Cette réflexion épique est pourtant incomplète telle quelle. Les Juifs l'ont poursuivie à travers une littérature foisonnante et bien ultérieure: Talmud, Midrash, Kabbale... Les Chrétiens, eux, l'ont complétée avec le Nouveau Testament aux idées vraiment révolutionnaires (pour l'époque). Loin de rejeter l'ancienne loi, la Loi de Moïse, le Christ vient la compléter d'une façon qui frise la perfection, à travers une symbolique extrêmement travaillée (et retravaillée sans doute par les "témoins" qui racontèrent son histoire pour l'embellir au maximum). Ici, la religion est entièrement intériorisée, les rites d'antan sont devenus obsolètes. Jésus fait montre d'une sagesse peu égalable, non seulement dans sa manière d'appréhender son rapport au monde mais aussi dans sa façon d'éviter les pièges posés par ses ennemis (surtout les Pharisiens, bande de salauds !) qui cherchent sa mort. Car n'oublions pas que le Christianisme, c'est l'une des premières "révolutions" de l'humanité (avec le Bouddhisme, qui lui s'émancipait de l'Hindouisme). Malheureusement, ouais, l'histoire est répétée 4 fois, et la relative naïveté de l'ensemble, une fois de plus, n'est supportable que si l'on se place au niveau symbolique. Ma remarque ne nie bien sûr absolument pas la véracité historique de Jésus, certifiée par tous les historiens sérieux, mais met en garde contre un extrémisme toujours latent, malheureusement déjà mis en scène dans le Nouveau Testament dans la figure de Saint Etienne, premier martyr de l'Église.

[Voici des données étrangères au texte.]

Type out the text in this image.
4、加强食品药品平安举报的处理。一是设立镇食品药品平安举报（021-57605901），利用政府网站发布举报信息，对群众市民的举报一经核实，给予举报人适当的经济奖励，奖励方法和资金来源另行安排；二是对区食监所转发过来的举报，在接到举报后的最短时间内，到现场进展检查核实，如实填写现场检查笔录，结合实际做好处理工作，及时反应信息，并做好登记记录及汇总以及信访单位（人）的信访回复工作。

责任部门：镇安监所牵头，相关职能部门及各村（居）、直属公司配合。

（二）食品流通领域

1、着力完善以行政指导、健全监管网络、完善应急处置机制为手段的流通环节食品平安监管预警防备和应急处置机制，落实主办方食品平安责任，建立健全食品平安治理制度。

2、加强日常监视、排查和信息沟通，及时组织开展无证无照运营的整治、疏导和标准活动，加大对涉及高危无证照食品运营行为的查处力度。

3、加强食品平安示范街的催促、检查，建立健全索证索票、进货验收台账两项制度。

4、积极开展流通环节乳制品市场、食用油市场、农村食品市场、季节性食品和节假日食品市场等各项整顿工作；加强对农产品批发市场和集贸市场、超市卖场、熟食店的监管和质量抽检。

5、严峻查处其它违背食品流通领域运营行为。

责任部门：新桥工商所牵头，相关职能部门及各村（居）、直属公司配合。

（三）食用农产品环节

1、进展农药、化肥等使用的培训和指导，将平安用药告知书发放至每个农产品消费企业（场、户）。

La lecture de la Bible aura donc été pour moi une expérience fascinante, parfois rebutante, parfois très gratifiante. Un retour à la Lettre permet de se rendre compte à quel point l'ostentation et la fermeture d'esprit dont le Vatican a parfois fait montre est en contradiction totale avec l'humilité et la pensée progressiste de sa doctrine initiale. Car, comme Jésus le dit lui-même: "L'Homme n'est pas fait pour la Loi. C'est la Loi qui est faite pour l'Homme."


NB: Lire la Bible sans indications étant l'erreur ultime à ne pas commettre, je vous propose ma version, peut-être la meilleure: La Bible de Jérusalem, Éditions Cerf. Ses annotations très détaillées sur la théologie et le contexte socio-culturel biblique vous rendront la lecture bien plus constructive tout en apportant un point de vue scientifique (explications linguistiques, historiques, archéologiques, etc.) qui complètera vos impressions.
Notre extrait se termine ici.